Les "sectateurs" ont commencé à détruire toutes leurs possessions occidentales, jetant à la mer leur argent durement gagné. . . . comme un acte de foi. . . . [Finalement] le sabbat a émigré jusqu'au vendredi, jour de la célébration de John Frum par des chants, des danses et du kava, une joyeuse inversion du sombre passé presbytérien. . . . . Finalement, le 15 février 1957, un drapeau américain fut levé cérémonial dans la baie de Sulphur et la nouvelle religion annoncée officiellement. . . .

Incarnation moderne

Aujourd'hui, les adeptes pensent que John Frum vit dans le cratère du volcan sacré voisin, Yasur. Bien que d’autres observances soient faites, les croyants arrivent à bout le 15 février (maintenant connu sous le nom de John Frum day):

Un homme léger, barbu, vêtu d'un costume bleu et d'une ceinture de cérémonie, conduit les hommes en uniforme. . . . une quarantaine de «G.I.s» aux pieds nus émergent soudainement. .. marchant à pas parfait et les rangs des deux derniers [le chef]. Ils portent des «fusils» en bambou sur leurs épaules, des pointes écarlates taillées pour représenter des baïonnettes ensanglantées, et arborent les lettres «USA» peintes en rouge sur leur poitrine et leur dos nus.

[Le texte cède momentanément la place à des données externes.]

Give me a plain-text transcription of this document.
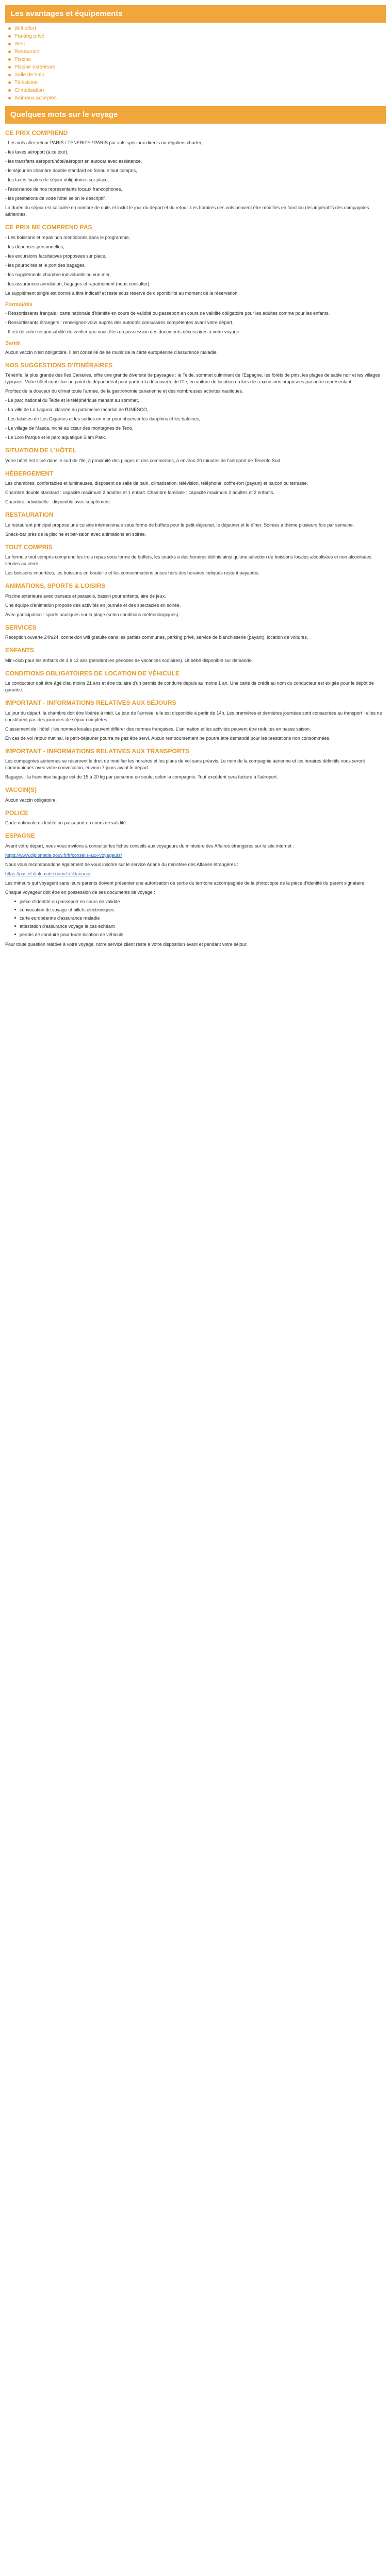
Les avantages et équipements
Wifi offert
Parking privé
WiFi
Restaurant
Piscine
Piscine extérieure
Salle de bain
Télévision
Climatisation
Animaux acceptés
Quelques mots sur le voyage
CE PRIX COMPREND

- Les vols aller-retour PARIS / TENERIFE / PARIS par vols spéciaux directs ou réguliers charter,

- les taxes aéroport (à ce jour),

- les transferts aéroport/hôtel/aéroport en autocar avec assistance,

- le séjour en chambre double standard en formule tout compris,

- les taxes locales de séjour obligatoires sur place,

- l'assistance de nos représentants locaux francophones,

- les prestations de votre hôtel selon le descriptif.

La durée du séjour est calculée en nombre de nuits et inclut le jour du départ et du retour. Les horaires des vols peuvent être modifiés en fonction des impératifs des compagnies aériennes.

CE PRIX NE COMPREND PAS

- Les boissons et repas non mentionnés dans le programme,

- les dépenses personnelles,

- les excursions facultatives proposées sur place,

- les pourboires et le port des bagages,

- les suppléments chambre individuelle ou vue mer,

- les assurances annulation, bagages et rapatriement (nous consulter).

Le supplément single est donné à titre indicatif et reste sous réserve de disponibilité au moment de la réservation.

Formalités

- Ressortissants français : carte nationale d'identité en cours de validité ou passeport en cours de validité obligatoire pour les adultes comme pour les enfants.

- Ressortissants étrangers : renseignez-vous auprès des autorités consulaires compétentes avant votre départ.

- Il est de votre responsabilité de vérifier que vous êtes en possession des documents nécessaires à votre voyage.

Santé

Aucun vaccin n'est obligatoire. Il est conseillé de se munir de la carte européenne d'assurance maladie.

NOS SUGGESTIONS D'ITINÉRAIRES

Ténérife, la plus grande des îles Canaries, offre une grande diversité de paysages : le Teide, sommet culminant de l'Espagne, les forêts de pins, les plages de sable noir et les villages typiques. Votre hôtel constitue un point de départ idéal pour partir à la découverte de l'île, en voiture de location ou lors des excursions proposées par notre représentant.

Profitez de la douceur du climat toute l'année, de la gastronomie canarienne et des nombreuses activités nautiques.

- Le parc national du Teide et le téléphérique menant au sommet,

- La ville de La Laguna, classée au patrimoine mondial de l'UNESCO,

- Les falaises de Los Gigantes et les sorties en mer pour observer les dauphins et les baleines,

- Le village de Masca, niché au cœur des montagnes de Teno,

- Le Loro Parque et le parc aquatique Siam Park.

SITUATION DE L'HÔTEL

Votre hôtel est situé dans le sud de l'île, à proximité des plages et des commerces, à environ 20 minutes de l'aéroport de Tenerife Sud.

HÉBERGEMENT

Les chambres, confortables et lumineuses, disposent de salle de bain, climatisation, télévision, téléphone, coffre-fort (payant) et balcon ou terrasse.

Chambre double standard : capacité maximum 2 adultes et 1 enfant. Chambre familiale : capacité maximum 2 adultes et 2 enfants.

Chambre individuelle : disponible avec supplément.

RESTAURATION

Le restaurant principal propose une cuisine internationale sous forme de buffets pour le petit-déjeuner, le déjeuner et le dîner. Soirées à thème plusieurs fois par semaine.

Snack-bar près de la piscine et bar-salon avec animations en soirée.

TOUT COMPRIS

La formule tout compris comprend les trois repas sous forme de buffets, les snacks à des horaires définis ainsi qu'une sélection de boissons locales alcoolisées et non alcoolisées servies au verre.

Les boissons importées, les boissons en bouteille et les consommations prises hors des horaires indiqués restent payantes.

ANIMATIONS, SPORTS & LOISIRS

Piscine extérieure avec transats et parasols, bassin pour enfants, aire de jeux.

Une équipe d'animation propose des activités en journée et des spectacles en soirée.

Avec participation : sports nautiques sur la plage (selon conditions météorologiques).

SERVICES

Réception ouverte 24h/24, connexion wifi gratuite dans les parties communes, parking privé, service de blanchisserie (payant), location de voitures.

ENFANTS

Mini-club pour les enfants de 4 à 12 ans (pendant les périodes de vacances scolaires). Lit bébé disponible sur demande.

CONDITIONS OBLIGATOIRES DE LOCATION DE VÉHICULE

Le conducteur doit être âgé d'au moins 21 ans et être titulaire d'un permis de conduire depuis au moins 1 an. Une carte de crédit au nom du conducteur est exigée pour le dépôt de garantie.

IMPORTANT - INFORMATIONS RELATIVES AUX SÉJOURS

Le jour du départ, la chambre doit être libérée à midi. Le jour de l'arrivée, elle est disponible à partir de 14h. Les premières et dernières journées sont consacrées au transport : elles ne constituent pas des journées de séjour complètes.

Classement de l'hôtel : les normes locales peuvent différer des normes françaises. L'animation et les activités peuvent être réduites en basse saison.

En cas de vol retour matinal, le petit-déjeuner pourra ne pas être servi. Aucun remboursement ne pourra être demandé pour les prestations non consommées.

IMPORTANT - INFORMATIONS RELATIVES AUX TRANSPORTS

Les compagnies aériennes se réservent le droit de modifier les horaires et les plans de vol sans préavis. Le nom de la compagnie aérienne et les horaires définitifs vous seront communiqués avec votre convocation, environ 7 jours avant le départ.

Bagages : la franchise bagage est de 15 à 20 kg par personne en soute, selon la compagnie. Tout excédent sera facturé à l'aéroport.

VACCIN(S)

Aucun vaccin obligatoire.

POLICE

Carte nationale d'identité ou passeport en cours de validité.

ESPAGNE

Avant votre départ, nous vous invitons à consulter les fiches conseils aux voyageurs du ministère des Affaires étrangères sur le site internet :

https://www.diplomatie.gouv.fr/fr/conseils-aux-voyageurs/

Nous vous recommandons également de vous inscrire sur le service Ariane du ministère des Affaires étrangères :

https://pastel.diplomatie.gouv.fr/fildariane/

Les mineurs qui voyagent sans leurs parents doivent présenter une autorisation de sortie du territoire accompagnée de la photocopie de la pièce d'identité du parent signataire.

Chaque voyageur doit être en possession de ses documents de voyage :

pièce d'identité ou passeport en cours de validité
convocation de voyage et billets électroniques
carte européenne d'assurance maladie
attestation d'assurance voyage le cas échéant
permis de conduire pour toute location de véhicule

Pour toute question relative à votre voyage, notre service client reste à votre disposition avant et pendant votre séjour.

En outre, plusieurs drapeaux sont levés, y compris ceux de Vanuatu et des États-Unis. Bien que cela puisse sembler enfantin aux yeux des occidentaux modernes, les dirigeants sophistiqués du Vanuatu soutiennent et respectent ces cérémonies John Frum pour les raisons suivantes:Le mouvement John Frum a été le premier héros du mouvement indépendantiste. . . . Ils ont été les premiers à dénoncer le régime colonial. Le message de John Frum était que nous devions revenir à la manière de Kastom pour conserver notre identité. "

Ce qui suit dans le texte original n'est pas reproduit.